Conrad has dressed her five daughters in pantaloons and long dresses and posed them in the icy Shoshone River “washing clothes” and rounded up her husband’s “hands” in a rare spare moment and bid them to run their horses through the river “one more time” and joined in the bloody “fun” at branding time. She has reveled in the palpable excitement of the cowboys behind the chutes at rodeo as they ready to try their skills at a testy bronc, and fallen over wagon tongues because she was so interested in seeing what was going on “out there” that she wasn’t watching “right here”. She has 4-H’d and joined pow-wows and danced at Crow Fair, and driven in a rickety bus on a harrowingly narrow dirt road down through seven vegetative zones of the Copper Canyon to visit the Tarahumara Indians in search of the least “civilized” tribe on the North American continent. She has hiked down to the White House ruins with a 50 lb. pack of “artists paraphernalia” to paint the Navajo Bead workers and the colorfully chiseled walls of Canyon d’Chelly, and experienced the Spirit of the Anasazi ruins of Mesa Verde and puzzled over the petroglyphs of southern Utah.
Education underpinning Bonnie’s production include a B.A. in arts, a year studying under master draftsman Kent Goodliffe and workshops with some of her favorites including Dan Mieduch, Jim Wilcox, Matt Smith, Donald (Putt) Puttnam, Carolyn Anderson, Gary Kapp and William Reese as well as many trips to museums and galleries studying favorite works. What evolved is a painterly style enriched by a love of color and a striking portrayal of light.
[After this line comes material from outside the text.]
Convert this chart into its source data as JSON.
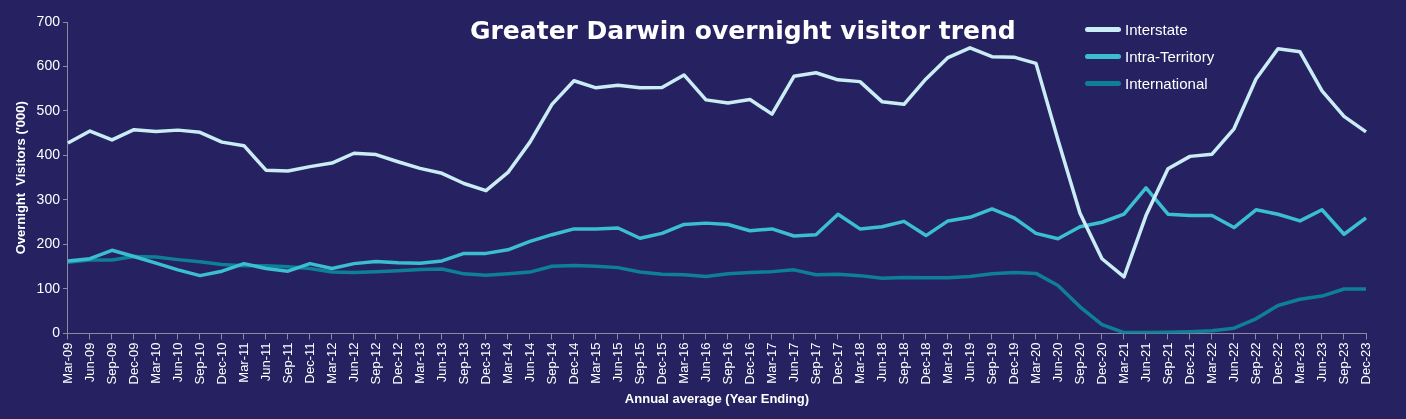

Conrad is honored as a Signature Member of Oil Painters of America (OPA) and American Women Artists (AWA). She has garnered several awards on a national level including Oil Painters of America "Honorable Mention", American Plains Artists First Place Oil and Best of Show, Rocky Mountain Elk Foundation Poster Artist, St. George Arts Festival Best of Show, Zwei Tu Color Award Oil Painter's of America, First Place Oil American Academy of Women Artists, Best of Show Western Spirit, Lifetime Achievement Award, Who’s Who America. Permanent collections sporting her work are the Pioneer Center for the Arts, St. George, Utah, Clymer Museum in Ellensburg, Washington and Dixie State College Collection. At present, Conrad paints in the summer in beautiful rural Mendon, Utah and in the winter from the red rock land of Utah’s Dixie in St. George.
ARTIST STATEMENT
Getting into a painting, body and soul, is a mesmerizing and even somewhat addicting experience. I was hooked after the first class I took many years ago and have been driven ever since to keep striving to better my best. Turning out a wonderful painting in every sense of the word is a most intriguing challenge as the possibilities for color relationships, design, mood, edges, texture and brushstrokes present a myriad of possibilities. But, most of all, what really drives me is a desire to explore color and the portrayal of light in a subject. My paintings are most recognized for striking use of these two elements.
It is my desire to lift the human spirit with my work…to evoke a strong emotional connection with the viewer. Whether I seek to portray the lure of the American West or tell the story of our rapidly disappearing rural ties, I mean to speak to the heart. One of the best compliments I ever received from a viewer was “WOW!”